Tahoe Fire & Fuels Team to begin Tahoe Basin fall prescribed fire programSeptember 23rd, 2019
Tahoe Fire and Fuels Team
September 23, 2019
Tahoe Fire & Fuels Team to begin Tahoe Basin fall prescribed fire program
Contact: USDA Forest Service, Lisa Herron (530) 543-2815
LAKE TAHOE, Calif./Nev. – The Lake Tahoe Basin Fall Prescribed Fire Program may begin as early as September 24, 2019, under the management of the Tahoe Fire & Fuels Team (TFFT), which includes local, state and federal fire and land management agencies. Weather and conditions permitting, California State Park crews may begin prescribed fire operations in Burton Creek State Park near Tahoe City and in a couple of weeks move to D.L. Bliss State Park near Tahoma. Smoke will likely be present. A map with project locations and details is available for viewing at tahoe.livingwithfire.info/get-informed/ (scroll down to view map). To receive email prescribed fire notifications, send a request to email@example.com and you will be added to the Prescribed Fire Notification List.
“Above 6,000 feet at Lake Tahoe, the forest fuel moisture and weather conditions may allow for burning in late September,” said Rich Adams, California State Parks Forester II. “In addition to the environmental conditions, current wildfire activity and availability of standby firefighters are always part of the decision to initiate prescribed burning.”
Prescribed fire managers use different methods to reintroduce fire back into our forests that include pile burning and understory burning. Pile burning is intended to remove excess fuels (branches, limbs and stumps) that can feed unwanted wildfires and involves burning slash piles that are constructed by hand and mechanical equipment. Understory burning is low intensity prescribed fire that takes place on the ground (the understory) rather than pile burning. Understory burning uses a controlled application of fire to remove excess vegetation under specific environmental conditions that allow fire to be confined to a predetermined area. Understory burning produces fire behavior and fire characteristics required to attain planned fire and resource management objectives.
Fall and winter bring cooler temperatures and precipitation, which are ideal for conducting prescribed fire operations. Each operation follows a specialized prescribed fire burn plan, which considers temperature, humidity, wind, moisture of the vegetation, and conditions for the dispersal of smoke. All of this information is used to decide when and where to burn.

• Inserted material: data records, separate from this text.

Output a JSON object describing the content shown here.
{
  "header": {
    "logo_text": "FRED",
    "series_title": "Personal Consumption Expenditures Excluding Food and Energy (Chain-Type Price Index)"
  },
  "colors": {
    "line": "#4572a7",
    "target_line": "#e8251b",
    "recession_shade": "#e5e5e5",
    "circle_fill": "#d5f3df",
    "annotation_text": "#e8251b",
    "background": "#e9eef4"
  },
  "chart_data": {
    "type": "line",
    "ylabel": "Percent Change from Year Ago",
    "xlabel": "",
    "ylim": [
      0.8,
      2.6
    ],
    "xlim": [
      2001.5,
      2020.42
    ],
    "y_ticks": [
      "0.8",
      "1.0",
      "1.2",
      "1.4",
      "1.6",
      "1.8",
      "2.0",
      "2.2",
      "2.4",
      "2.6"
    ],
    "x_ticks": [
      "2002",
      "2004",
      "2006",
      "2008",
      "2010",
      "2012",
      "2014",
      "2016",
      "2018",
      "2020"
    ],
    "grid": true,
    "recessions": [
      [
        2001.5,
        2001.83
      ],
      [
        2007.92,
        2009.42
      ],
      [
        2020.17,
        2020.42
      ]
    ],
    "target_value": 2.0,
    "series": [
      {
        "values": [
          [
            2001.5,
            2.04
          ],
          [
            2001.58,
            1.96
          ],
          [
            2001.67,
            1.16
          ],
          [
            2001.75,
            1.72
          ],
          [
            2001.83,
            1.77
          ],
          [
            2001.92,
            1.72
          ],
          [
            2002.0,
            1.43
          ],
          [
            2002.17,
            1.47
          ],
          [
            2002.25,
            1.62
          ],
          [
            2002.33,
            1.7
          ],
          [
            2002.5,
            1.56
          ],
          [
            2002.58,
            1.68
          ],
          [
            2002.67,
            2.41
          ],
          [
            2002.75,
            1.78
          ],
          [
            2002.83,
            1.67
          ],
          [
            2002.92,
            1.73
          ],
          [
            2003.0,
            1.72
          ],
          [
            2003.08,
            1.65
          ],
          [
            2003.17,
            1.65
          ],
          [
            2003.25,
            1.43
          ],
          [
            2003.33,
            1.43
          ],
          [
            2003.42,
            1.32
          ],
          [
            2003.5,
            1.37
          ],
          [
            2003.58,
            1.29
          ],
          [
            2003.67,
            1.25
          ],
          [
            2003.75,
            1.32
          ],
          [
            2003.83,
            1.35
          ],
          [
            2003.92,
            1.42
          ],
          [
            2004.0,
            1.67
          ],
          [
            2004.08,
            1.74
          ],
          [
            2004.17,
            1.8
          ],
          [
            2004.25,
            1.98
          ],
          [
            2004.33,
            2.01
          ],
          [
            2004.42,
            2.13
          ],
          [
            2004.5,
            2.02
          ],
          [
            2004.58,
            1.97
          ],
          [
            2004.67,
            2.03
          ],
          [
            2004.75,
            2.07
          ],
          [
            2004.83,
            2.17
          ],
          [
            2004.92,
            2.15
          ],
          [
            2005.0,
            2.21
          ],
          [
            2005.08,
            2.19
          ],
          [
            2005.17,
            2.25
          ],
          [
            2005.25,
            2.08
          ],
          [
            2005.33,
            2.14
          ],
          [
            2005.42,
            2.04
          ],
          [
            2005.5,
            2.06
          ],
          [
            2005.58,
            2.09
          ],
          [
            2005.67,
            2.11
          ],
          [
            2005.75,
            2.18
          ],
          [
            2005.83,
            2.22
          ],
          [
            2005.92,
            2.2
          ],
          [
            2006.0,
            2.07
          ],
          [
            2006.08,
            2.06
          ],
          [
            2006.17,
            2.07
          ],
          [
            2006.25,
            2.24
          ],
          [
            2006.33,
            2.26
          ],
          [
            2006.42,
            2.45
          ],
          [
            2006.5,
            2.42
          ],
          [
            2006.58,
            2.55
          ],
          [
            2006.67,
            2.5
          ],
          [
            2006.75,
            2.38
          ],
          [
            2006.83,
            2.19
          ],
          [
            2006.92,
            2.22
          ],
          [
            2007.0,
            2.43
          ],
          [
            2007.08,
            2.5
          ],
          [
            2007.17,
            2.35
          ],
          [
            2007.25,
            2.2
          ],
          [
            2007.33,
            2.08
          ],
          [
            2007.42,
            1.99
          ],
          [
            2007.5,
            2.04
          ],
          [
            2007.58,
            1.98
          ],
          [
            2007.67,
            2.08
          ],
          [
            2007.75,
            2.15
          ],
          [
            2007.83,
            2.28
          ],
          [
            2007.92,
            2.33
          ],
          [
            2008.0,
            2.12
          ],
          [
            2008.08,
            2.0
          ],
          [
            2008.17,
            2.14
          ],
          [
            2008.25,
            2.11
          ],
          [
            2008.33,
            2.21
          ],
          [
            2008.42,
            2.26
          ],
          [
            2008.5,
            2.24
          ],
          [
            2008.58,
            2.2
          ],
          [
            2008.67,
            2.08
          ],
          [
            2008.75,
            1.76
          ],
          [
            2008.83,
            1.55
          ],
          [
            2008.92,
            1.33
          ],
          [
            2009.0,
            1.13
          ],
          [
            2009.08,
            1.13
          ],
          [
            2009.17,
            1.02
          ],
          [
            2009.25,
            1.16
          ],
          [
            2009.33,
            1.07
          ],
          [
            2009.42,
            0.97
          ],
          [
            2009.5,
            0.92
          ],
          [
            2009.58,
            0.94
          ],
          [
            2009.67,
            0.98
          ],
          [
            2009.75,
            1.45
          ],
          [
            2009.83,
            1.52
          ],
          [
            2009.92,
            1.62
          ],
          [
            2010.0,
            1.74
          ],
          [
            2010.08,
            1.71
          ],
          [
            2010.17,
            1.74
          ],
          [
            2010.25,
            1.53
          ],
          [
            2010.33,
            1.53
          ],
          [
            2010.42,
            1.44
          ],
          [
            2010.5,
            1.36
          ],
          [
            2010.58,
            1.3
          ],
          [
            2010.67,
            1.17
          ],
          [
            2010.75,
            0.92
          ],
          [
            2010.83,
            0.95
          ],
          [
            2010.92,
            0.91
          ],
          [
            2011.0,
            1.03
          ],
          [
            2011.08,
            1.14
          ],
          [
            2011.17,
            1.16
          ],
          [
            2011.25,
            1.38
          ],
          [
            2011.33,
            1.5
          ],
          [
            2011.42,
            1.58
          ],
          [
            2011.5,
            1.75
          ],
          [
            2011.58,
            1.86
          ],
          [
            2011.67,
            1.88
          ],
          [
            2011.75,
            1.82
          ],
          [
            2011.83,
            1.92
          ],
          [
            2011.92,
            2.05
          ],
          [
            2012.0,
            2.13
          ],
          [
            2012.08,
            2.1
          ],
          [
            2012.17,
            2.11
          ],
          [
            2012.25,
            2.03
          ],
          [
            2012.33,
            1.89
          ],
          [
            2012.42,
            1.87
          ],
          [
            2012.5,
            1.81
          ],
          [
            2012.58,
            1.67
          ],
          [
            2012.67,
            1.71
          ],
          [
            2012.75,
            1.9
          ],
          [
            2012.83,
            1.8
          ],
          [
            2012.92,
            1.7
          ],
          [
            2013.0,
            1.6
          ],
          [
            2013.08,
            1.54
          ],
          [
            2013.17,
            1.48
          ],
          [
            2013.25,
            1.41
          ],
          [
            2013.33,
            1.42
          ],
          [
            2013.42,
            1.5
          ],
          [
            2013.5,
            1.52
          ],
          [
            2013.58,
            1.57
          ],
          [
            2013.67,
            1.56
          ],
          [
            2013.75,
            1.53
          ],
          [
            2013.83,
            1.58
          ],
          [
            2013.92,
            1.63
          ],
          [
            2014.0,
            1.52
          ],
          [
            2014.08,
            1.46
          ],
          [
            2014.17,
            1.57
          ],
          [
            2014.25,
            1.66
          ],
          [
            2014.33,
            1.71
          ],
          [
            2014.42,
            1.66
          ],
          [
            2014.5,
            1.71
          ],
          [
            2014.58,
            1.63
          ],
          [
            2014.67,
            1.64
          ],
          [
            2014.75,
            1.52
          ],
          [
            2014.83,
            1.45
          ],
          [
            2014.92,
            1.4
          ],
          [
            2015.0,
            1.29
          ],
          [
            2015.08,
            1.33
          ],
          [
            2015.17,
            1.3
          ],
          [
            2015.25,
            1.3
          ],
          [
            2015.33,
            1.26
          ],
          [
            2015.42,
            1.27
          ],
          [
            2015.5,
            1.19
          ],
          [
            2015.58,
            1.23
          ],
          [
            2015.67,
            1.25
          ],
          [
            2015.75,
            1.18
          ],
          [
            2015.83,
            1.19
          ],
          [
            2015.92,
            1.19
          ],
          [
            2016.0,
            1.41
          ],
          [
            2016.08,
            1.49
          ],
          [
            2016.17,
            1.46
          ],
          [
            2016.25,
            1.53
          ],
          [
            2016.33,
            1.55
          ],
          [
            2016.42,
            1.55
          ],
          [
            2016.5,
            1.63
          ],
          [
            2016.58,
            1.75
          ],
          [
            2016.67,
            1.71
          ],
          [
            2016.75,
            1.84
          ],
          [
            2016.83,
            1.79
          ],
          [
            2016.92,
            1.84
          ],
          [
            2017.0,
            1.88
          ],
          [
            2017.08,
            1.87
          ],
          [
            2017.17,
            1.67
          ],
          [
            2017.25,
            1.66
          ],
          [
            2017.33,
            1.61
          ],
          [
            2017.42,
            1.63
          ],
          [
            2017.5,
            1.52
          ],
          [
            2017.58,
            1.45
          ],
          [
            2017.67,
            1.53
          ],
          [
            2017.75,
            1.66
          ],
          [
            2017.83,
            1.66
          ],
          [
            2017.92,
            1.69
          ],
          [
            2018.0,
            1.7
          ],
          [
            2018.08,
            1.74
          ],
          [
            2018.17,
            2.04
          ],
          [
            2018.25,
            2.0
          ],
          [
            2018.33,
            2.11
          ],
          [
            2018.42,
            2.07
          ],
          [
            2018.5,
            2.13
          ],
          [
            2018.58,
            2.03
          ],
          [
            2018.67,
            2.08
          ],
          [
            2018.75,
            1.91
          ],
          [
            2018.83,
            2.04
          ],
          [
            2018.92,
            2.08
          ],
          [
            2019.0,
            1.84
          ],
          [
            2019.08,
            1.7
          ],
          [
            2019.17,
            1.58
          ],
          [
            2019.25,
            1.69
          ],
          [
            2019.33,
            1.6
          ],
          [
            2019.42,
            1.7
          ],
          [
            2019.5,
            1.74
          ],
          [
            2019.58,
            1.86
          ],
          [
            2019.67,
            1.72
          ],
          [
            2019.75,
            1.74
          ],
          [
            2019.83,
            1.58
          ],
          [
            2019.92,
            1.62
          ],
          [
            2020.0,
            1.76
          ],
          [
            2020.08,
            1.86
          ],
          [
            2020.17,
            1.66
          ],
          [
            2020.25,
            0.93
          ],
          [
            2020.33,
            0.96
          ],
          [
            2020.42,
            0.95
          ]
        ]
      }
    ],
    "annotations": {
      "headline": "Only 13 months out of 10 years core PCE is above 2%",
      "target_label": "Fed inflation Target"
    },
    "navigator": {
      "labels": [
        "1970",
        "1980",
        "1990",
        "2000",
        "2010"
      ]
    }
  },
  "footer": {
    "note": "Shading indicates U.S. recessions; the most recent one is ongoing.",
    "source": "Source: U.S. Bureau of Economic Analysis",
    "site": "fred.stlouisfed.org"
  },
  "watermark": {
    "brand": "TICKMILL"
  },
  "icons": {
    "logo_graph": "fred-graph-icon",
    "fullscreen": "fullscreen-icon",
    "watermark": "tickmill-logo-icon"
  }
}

Smoke from prescribed fire operations is normal and may continue for several days after an ignition depending on the project size and environmental conditions. Prescribed fire smoke is generally less intense and of much shorter duration than smoke produced by wildland fires.
“Prescribed fire is an important part of restoring forest resilience,” said USFS Forest Supervisor, Jeff Marsolais. “We recognize smoke can be an impact to some community members once fire is on the ground, but the importance of removing excess vegetation now, before a catastrophic fire, cannot be understated.”
Agencies coordinate closely with local, county and state air pollution control districts and monitor weather conditions carefully prior to prescribed fire ignitions. They wait for favorable conditions that will carry smoke up and disperse it away from sensitive areas. Crews also conduct test burns before igniting a larger area, to verify how effectively materials are consumed and how smoke will travel.
Before prescribed fire operations are conducted, agencies post road signs around areas affected by prescribed fire, send email notifications and update the local fire information line maintained by the USDA Forest Service at 530-543-2816. The TFFT gives as much advance notice as possible before burning, but some operations may be conducted on short notice due to the small window of opportunity to conduct these operations.
Please keep in mind that residential burning on private property in the Tahoe Basin is currently suspended. For information about private land fire restrictions in California, which are regulated by the California Department of Forestry and Fire Protection (CALFIRE), visit www.calfire.ca.gov. For information about private land fire restrictions in Nevada, which are regulated by North Lake Tahoe and Tahoe Douglas fire protection districts, visit www.tahoefire.org/ or www.nltfpd.net/. To learn more about the benefits prescribed fire, visit tahoe.livingwithfire.info/getinformed/understanding-fire/.
About the Tahoe Fire and Fuels Team
The Tahoe Fire and Fuels Team (TFFT) consists of representatives of Tahoe Basin fire agencies, CAL FIRE, Nevada Division of Forestry and related state agencies, University of California and Nevada Cooperative Extensions, the Tahoe Regional Planning Agency, the USDA Forest Service, conservation districts from both states, the California Tahoe Conservancy and the Lahontan Regional Water Quality Control Board. Our Mission is to protect lives, property and the environment within the Lake Tahoe Basin from wildfire by implementing prioritized fuels reduction projects and engaging the public in becoming a Fire Adapted Community.